Türkiye’nin garantisi kırmızı çizgidir…

Türkiye’nin garantisinin Kıbrıslı Türkler açısından kırmızı çizgi olduğuna vurgu yapan ve toplumun ezici bir çoğunluğunun bu yönde kanaat belirttiğinin altını çizen Eruğruloğlu, sözlerinin devamında şunları aktardı, “Garantiler konusunun yeni bir güvenlik formülü tabi ki mümkün olabilir. 1960’taki garantiler sisteminin tıpatıp aynısı olacak diye bir şey iddia etmiyoruz.
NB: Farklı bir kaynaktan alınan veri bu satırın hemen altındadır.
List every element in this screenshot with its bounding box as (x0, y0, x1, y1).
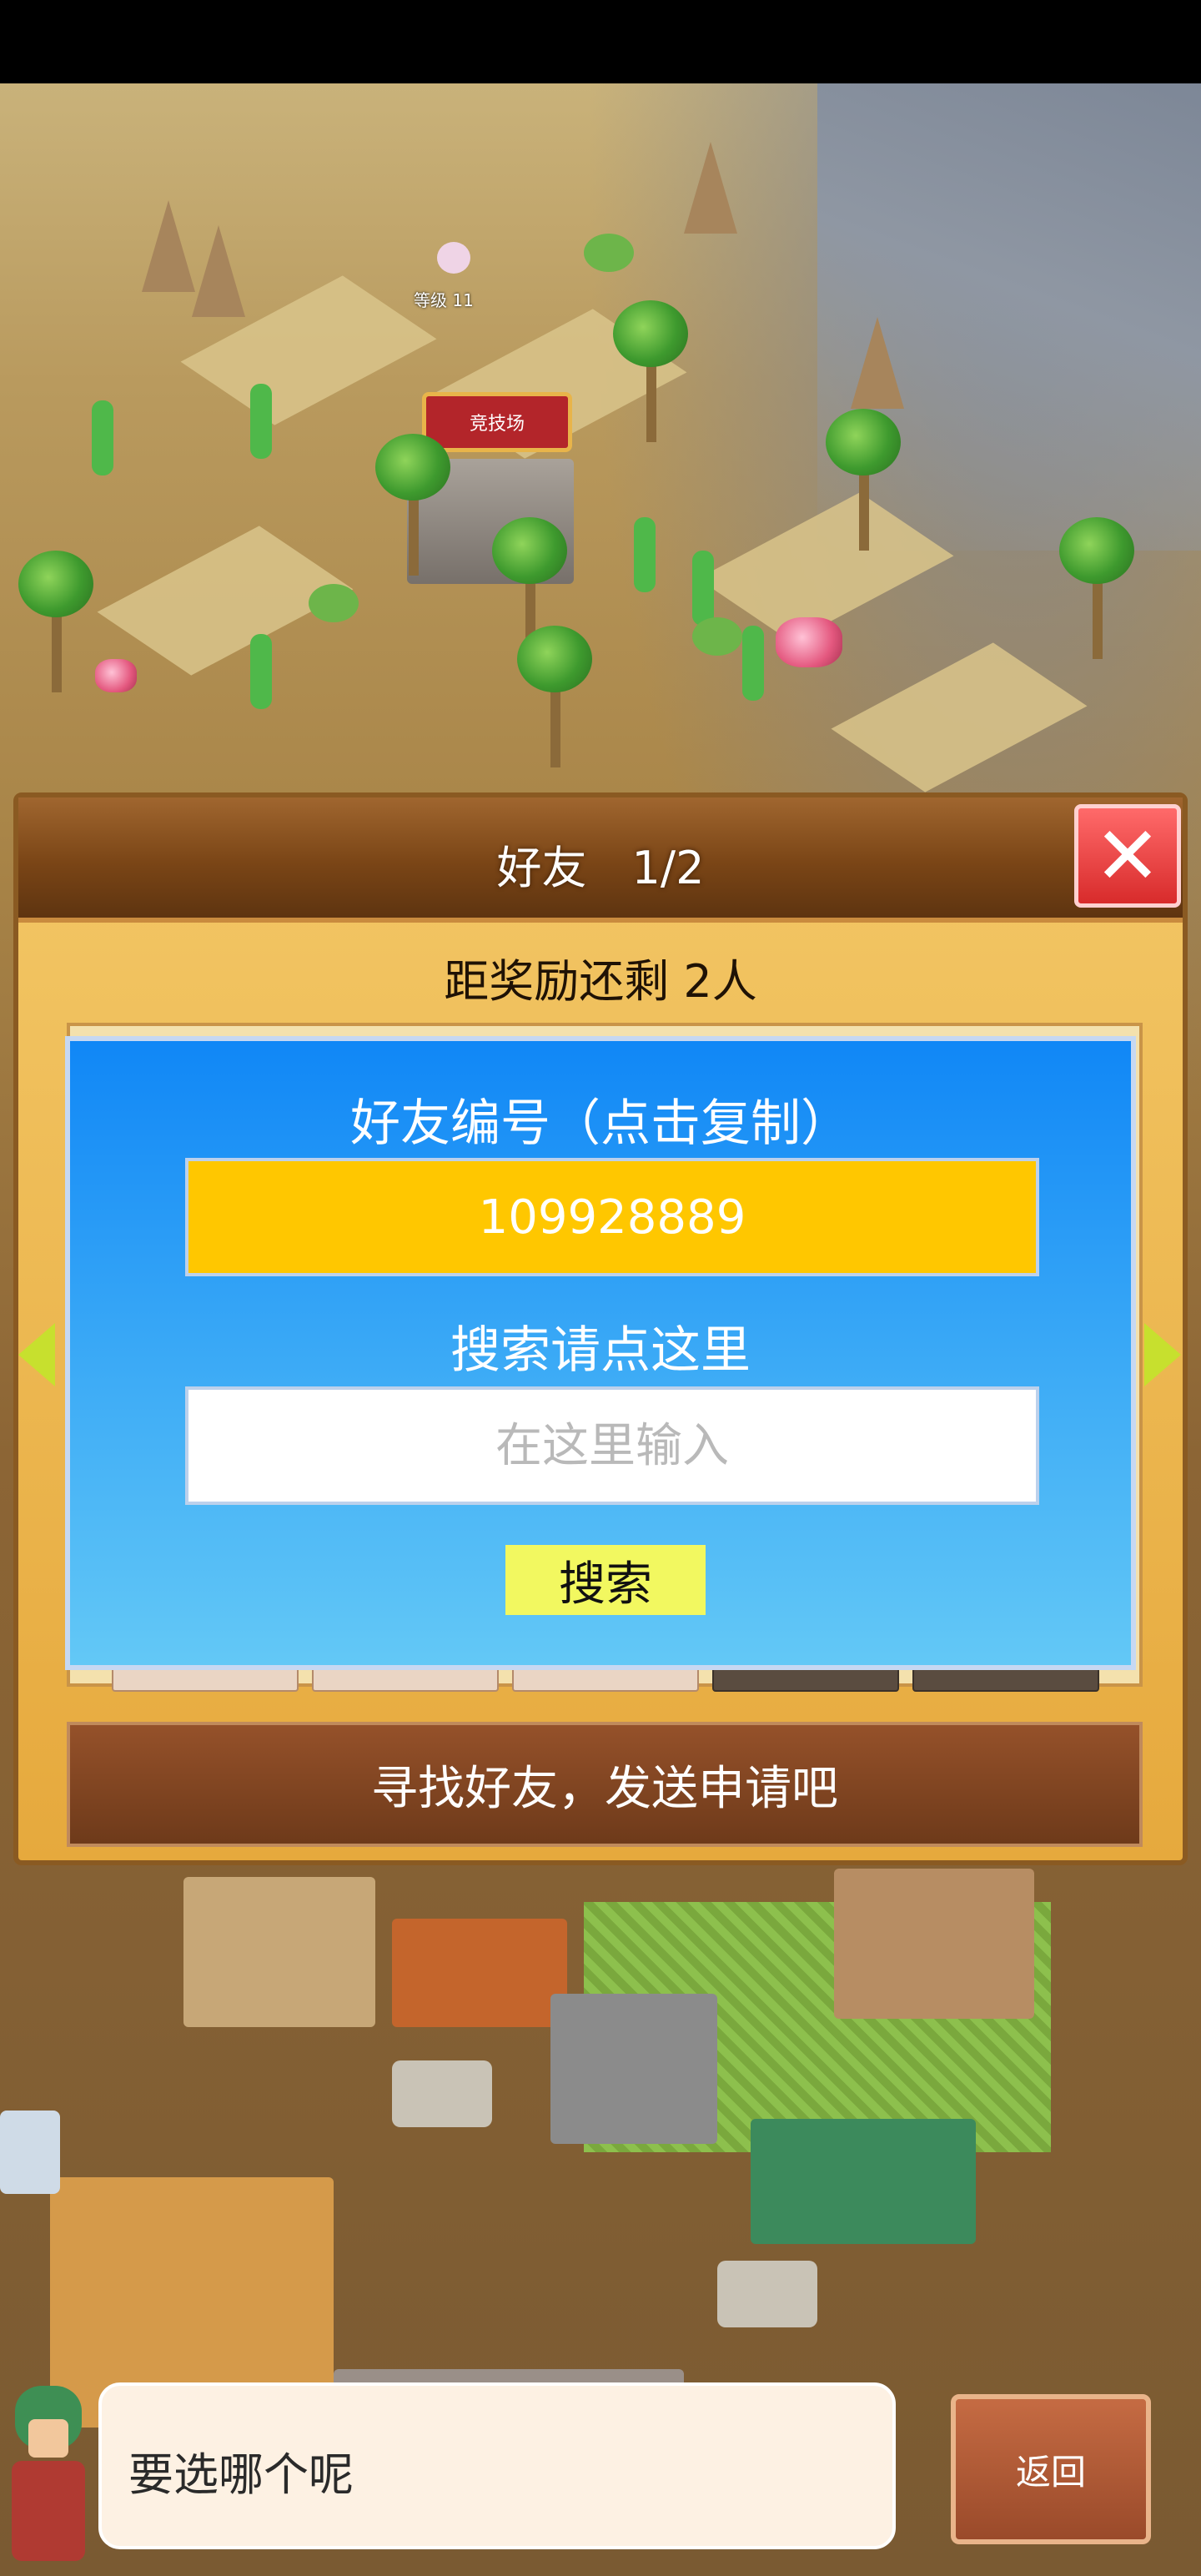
palm-tree (517, 626, 592, 767)
rock-spire (684, 142, 737, 234)
palm-tree (18, 551, 93, 692)
search-input[interactable] (185, 1386, 1039, 1505)
tent-building[interactable] (183, 1877, 375, 2027)
arrow-right-icon[interactable] (1144, 1323, 1181, 1386)
back-button[interactable]: 返回 (951, 2394, 1151, 2544)
bunny-icon[interactable] (437, 242, 470, 274)
cactus (250, 634, 272, 709)
palm-tree (1059, 517, 1134, 659)
panel-header: 好友 1/2 ✕ (18, 797, 1183, 923)
cactus (692, 551, 714, 626)
bush (309, 584, 359, 622)
fountain[interactable] (392, 2060, 492, 2127)
bush (692, 617, 742, 656)
rock-spire (192, 225, 245, 317)
friend-id-copy-button[interactable]: 109928889 (185, 1158, 1039, 1276)
reward-progress-text: 距奖励还剩 2人 (444, 955, 757, 1008)
notification-icon[interactable] (0, 2111, 60, 2194)
speech-text: 要选哪个呢 (128, 2448, 354, 2501)
cactus (92, 400, 113, 475)
green-building[interactable] (751, 2119, 976, 2244)
storage-building[interactable] (392, 1919, 567, 2027)
level-label: 等级 11 (414, 290, 474, 310)
close-icon: ✕ (1093, 809, 1162, 903)
fountain[interactable] (717, 2261, 817, 2327)
palm-tree (826, 409, 901, 551)
cactus (250, 384, 272, 459)
close-button[interactable]: ✕ (1074, 804, 1181, 908)
search-title: 搜索请点这里 (450, 1321, 751, 1380)
character-avatar (0, 2386, 92, 2569)
palm-tree (613, 300, 688, 442)
crystal-resource[interactable] (776, 617, 842, 667)
panel-title: 好友 1/2 (496, 842, 705, 894)
workshop-building[interactable] (834, 1869, 1034, 2019)
find-friends-button[interactable]: 寻找好友，发送申请吧 (67, 1722, 1143, 1847)
cactus (634, 517, 656, 592)
speech-bubble: 要选哪个呢 (98, 2382, 896, 2549)
sand-tile (831, 642, 1088, 792)
friend-id-title: 好友编号（点击复制） (350, 1094, 851, 1153)
crystal-resource[interactable] (95, 659, 137, 692)
cactus (742, 626, 764, 701)
bush (584, 234, 634, 272)
rock-spire (142, 200, 195, 292)
status-bar (0, 0, 1201, 83)
crystal-building[interactable] (550, 1994, 717, 2144)
friend-id-dialog: 好友编号（点击复制） 109928889 搜索请点这里 搜索 (65, 1036, 1136, 1670)
search-button[interactable]: 搜索 (505, 1545, 706, 1615)
rock-spire (851, 317, 904, 409)
arrow-left-icon[interactable] (18, 1323, 55, 1386)
palm-tree (375, 434, 450, 576)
Ancak Türkiye’nin garantisi devam edecekse, bunun bir tek göstergesi vardır, benim bildiğim kadarıyla Ankara’da bu temeldedir. Gerektiği takdirde, tek taraflı müdahale hakkı var mı yok mu? Bunun cevabı garantinin ne olduğunu ortaya koyacaktır. Bildiğim kadarıyla Ankara’da bu duruş son derece net ve değişmezdir. Gerektiğinde tek taraflı müdahale hakkının olmadığı bir garanti sistemi, Türkiye için kabul edilebilir bir sistem değildir.” 

“Vatandaşlıkları neden askıya alalım?”

Bakan Tahsin Eruğruloğlu, hükümet tarafından son dönemde verilen KKTC vatandaşlıkların müzakereleri olumsuz etkileyeceği yönündeki eleştirilere de yanıt verdi. KKTC’de 15-20 yıldır yasal statüde yaşayan insanlara vatandaşlık verilmesinin doğal olduğunu belirterek sözlerini şu ifadelerle tamamladı, “Rum hangi politikasını müzakere sürecini olumsuz etkileme adına askıya aldı ki biz vermemiz gereken vatandaşlıkları ‘aman müzakere sürecini etkilemesin’ diye askıya alalım? Böyle bir hakkınız yok. Mevcut yasaya göre 5 yılını dolduran müracaat edebilir. Vatandaşlığa müracaat başka, müracaatın vatandaşlıkla neticelendirilmesi başka bir şeydir. Ancak, yıllardır yapılan yanlışlar nedeniyle 15 yıl, 20, 25 yıldır burada olup yasal statüsünü koruyan arkadaşlarımızın sorunları çözülmeden 5 yılı doldurmuş bir arkadaşın müracaatını neticelendirme çok da adilane sayılmaz.”